This is a bit of a long post (took me the better part of today). It shall serve as my initial train of thought on something that I would like to refine, extend, and publish somewhere more seriously. So, if you find the post interesting, and/or you think you can help me shape it such that it becomes so, then don’t hesitate to contact me.
Getting around to writing this post has taken even longer than the usual. I will attempt to briefly catch up. What have I done so far this year? In terms of writing first.
For the last couple of months I have been spending most time working on my thesis. It has been actually very enjoyable, for the most part. There have been some days where it has been somewhat painful. The quick update is that it is going well and that I still hope to submit very soon. As expected, there are many experiments, and tasks, and analysis that I would like to expand into. But I’m going to have to leave it for later. As Inman keeps reminding me, there is no such thing as a finished thesis…
It is so sad that I have been too busy working to update my blog. Sad because keeping the notebook updated helps me stay focus on the bigger picture. Here’s a brief update on what I have been up to.
I have been mostly working on what I think will be the 5th and last experimental chapter of my thesis, a subset of which I am planning to submit to the upcoming ECAL conference with deadline a couple of weeks away (9th of April). The work is on the evolution, and more importantly for me the analysis, of an agent that can learn to associate food with temperature in a 2D environment during its lifetime, while overcoming the difficulties encountered by previous work (Yamauchi, Beer, Tuci, Blynel, Floreano, Phattanarasri, and Chrisantha). I’m particularly interested in attempting to understand the agent’s learning behavior in the language of animal learning theory (is the agent doing classical or instrumental conditioning?), as well as the ‘memory trace’ in the internal dynamics.
Fortunately, I have managed to succesfully evolve small circuits for the task (much smaller than all previous attempts in the literature) even though many aspects of the tasks are more complex: they have to be able to remember for several re-tests and be able to re-learn different environments during their lifetime. The smallness of the circuit (4 nodes) has encouraged its in-depth dynamical systems analysis (as opposed to the typical statistical measures, correlation and ablation studies).
I’m still hard at work analysing the agent and writing it up, but I will have a draft to share with whoever wants to read it fairly soon.
I have also been collaborating with Nathaniel and Tom (colleagues from the CCNR) on a review paper on the notion of autonomy in the cognitive sciences for the same conference. There is a lot of material already there, it’s a matter mostly of narrowing it down and making it as concise as possible. We have been meeting on and off for the last 3 months, that has been really useful and interesting. I would definitely like to engage in more collaborations of that sort.
I’m also getting my presentation ready for the IEEE conference in Hawaii, and that’s even closer! I leave on the 3oth of this month. Still need to work on it a lot more.

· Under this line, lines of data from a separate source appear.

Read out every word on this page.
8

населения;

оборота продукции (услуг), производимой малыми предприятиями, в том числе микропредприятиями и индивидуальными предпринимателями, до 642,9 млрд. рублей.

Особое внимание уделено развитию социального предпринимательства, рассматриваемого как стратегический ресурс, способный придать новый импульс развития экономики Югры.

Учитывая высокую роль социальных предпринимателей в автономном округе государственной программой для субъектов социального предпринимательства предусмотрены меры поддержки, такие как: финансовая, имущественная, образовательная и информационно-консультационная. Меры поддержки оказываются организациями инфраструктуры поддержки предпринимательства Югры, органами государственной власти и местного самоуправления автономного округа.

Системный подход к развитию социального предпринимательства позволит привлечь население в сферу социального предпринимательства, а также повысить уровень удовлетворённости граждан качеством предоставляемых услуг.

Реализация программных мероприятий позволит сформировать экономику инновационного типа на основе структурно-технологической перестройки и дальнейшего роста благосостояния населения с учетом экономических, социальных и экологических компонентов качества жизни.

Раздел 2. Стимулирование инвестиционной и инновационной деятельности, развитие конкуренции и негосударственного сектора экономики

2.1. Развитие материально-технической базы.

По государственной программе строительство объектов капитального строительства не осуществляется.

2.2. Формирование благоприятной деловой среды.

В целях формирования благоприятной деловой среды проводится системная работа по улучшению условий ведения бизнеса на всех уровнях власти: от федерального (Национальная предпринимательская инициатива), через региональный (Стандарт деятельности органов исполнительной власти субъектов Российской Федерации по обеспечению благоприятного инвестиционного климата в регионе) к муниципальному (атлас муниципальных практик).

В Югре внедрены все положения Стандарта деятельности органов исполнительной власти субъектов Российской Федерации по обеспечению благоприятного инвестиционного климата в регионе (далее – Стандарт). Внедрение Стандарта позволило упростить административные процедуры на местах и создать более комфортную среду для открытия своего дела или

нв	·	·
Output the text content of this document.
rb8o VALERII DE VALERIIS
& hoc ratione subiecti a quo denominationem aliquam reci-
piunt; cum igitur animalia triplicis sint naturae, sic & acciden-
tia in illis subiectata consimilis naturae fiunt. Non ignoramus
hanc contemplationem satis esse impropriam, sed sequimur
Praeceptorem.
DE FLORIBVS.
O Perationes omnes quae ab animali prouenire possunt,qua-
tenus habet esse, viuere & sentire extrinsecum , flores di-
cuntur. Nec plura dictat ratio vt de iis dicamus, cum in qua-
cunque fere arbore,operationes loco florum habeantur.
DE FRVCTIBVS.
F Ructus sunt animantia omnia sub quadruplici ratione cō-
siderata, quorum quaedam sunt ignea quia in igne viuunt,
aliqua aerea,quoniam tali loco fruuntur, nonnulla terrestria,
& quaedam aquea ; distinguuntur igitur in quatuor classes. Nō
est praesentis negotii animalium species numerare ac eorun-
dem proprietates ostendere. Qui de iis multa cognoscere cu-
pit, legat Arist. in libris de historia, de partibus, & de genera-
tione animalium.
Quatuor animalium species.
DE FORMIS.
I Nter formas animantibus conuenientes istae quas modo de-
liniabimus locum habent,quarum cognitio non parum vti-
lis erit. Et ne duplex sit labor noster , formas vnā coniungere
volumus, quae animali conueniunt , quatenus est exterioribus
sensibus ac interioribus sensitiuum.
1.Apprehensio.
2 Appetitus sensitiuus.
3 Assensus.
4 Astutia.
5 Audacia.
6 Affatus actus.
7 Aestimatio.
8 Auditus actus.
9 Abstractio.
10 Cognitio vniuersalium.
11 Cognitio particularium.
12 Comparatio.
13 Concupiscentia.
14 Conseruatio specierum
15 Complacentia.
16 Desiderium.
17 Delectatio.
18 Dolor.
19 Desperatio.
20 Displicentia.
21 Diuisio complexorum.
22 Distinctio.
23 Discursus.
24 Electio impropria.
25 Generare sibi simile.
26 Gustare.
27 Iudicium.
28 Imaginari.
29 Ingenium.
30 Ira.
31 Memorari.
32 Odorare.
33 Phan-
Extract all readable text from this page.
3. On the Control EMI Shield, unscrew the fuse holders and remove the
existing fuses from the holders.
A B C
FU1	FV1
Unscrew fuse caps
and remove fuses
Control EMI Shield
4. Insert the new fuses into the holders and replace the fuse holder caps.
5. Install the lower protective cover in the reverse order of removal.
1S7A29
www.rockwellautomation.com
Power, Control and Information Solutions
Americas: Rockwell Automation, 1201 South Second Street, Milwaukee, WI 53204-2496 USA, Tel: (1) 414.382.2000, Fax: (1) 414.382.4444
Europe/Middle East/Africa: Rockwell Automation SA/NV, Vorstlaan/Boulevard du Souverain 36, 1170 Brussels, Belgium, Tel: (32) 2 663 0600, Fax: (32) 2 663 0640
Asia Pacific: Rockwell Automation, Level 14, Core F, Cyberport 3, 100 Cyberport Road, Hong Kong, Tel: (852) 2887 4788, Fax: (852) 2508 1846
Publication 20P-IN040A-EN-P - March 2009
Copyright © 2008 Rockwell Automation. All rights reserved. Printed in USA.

Will be sending our first call for papers for the workshop that Eldan and I are organising in Portugal next week. It’s very exciting. I think there is a lot of space for really interesting discussions, new directions and collaborations to take place from that workshop.
There are a couple of other things, also important and interesting, which I won’t go into now. Laters.
This term has been unusually busy in terms of teaching and marking for me: 92 hours which ended up being more like 180. Just finished marking today around 100 assignments on logic and reasoning. All that activity has made me have a hard time focusing on my research. The experience, however, has been great. Teaching first year students can be very rewarding indeed. A good proportion of them are very alert and highly motivated. Even though it was my first time teaching that course, some of the students gave me positive feedback. Furthermore, even though I am not a fan of the topic by any stretch of the imagination, I actually feel encouraged to teach it again next year. I know I could do much better. In any case, the good news is that it is almost over now.
With the IEEE Artificial Life symposium deadline approaching, I think there is some chance of working on a small project that I have been thinking for a while. It is based on ideas from Inman – basically he gave an initial attempt at it many years ago, got partial results but did not proceed much further. It is the simplest form of learning we can think of – and it deals directly with how ‘hardwired’ small circuits (with nevertheless a continuum of possible different time-scales) can ‘implement’ ‘weight-like changing’ mechanisms. The idea is to evolve a CTRNN network to produce Hebbian learning behavior: “Nodes which tend to be either both positive or both negative at the same time will have strong positive weights while those which tend to be opposite will have strong negative weights. It is sometimes stated more simply as ‘neurons that fire together, wire together.'” (definition loosely taken from Wikipedia). The beauty of this work is that it would allow for a very thourough dynamical analysis of how the ‘Hebbian-like-learning’ is implemented in a small circuit. Which is not always possible for two different reasons: (a) the task has other complications or (b) the circuit is not small enough. For all of these reasons, this research should provide the underlying foundations for the work on evolving dynamical systems for learning behavior in general (particularly the one I have been doing until now)… The catch, is that for this reason I have partially postponed the writing of the journal paper on the results from my summer research visit with Randy for after the deadline.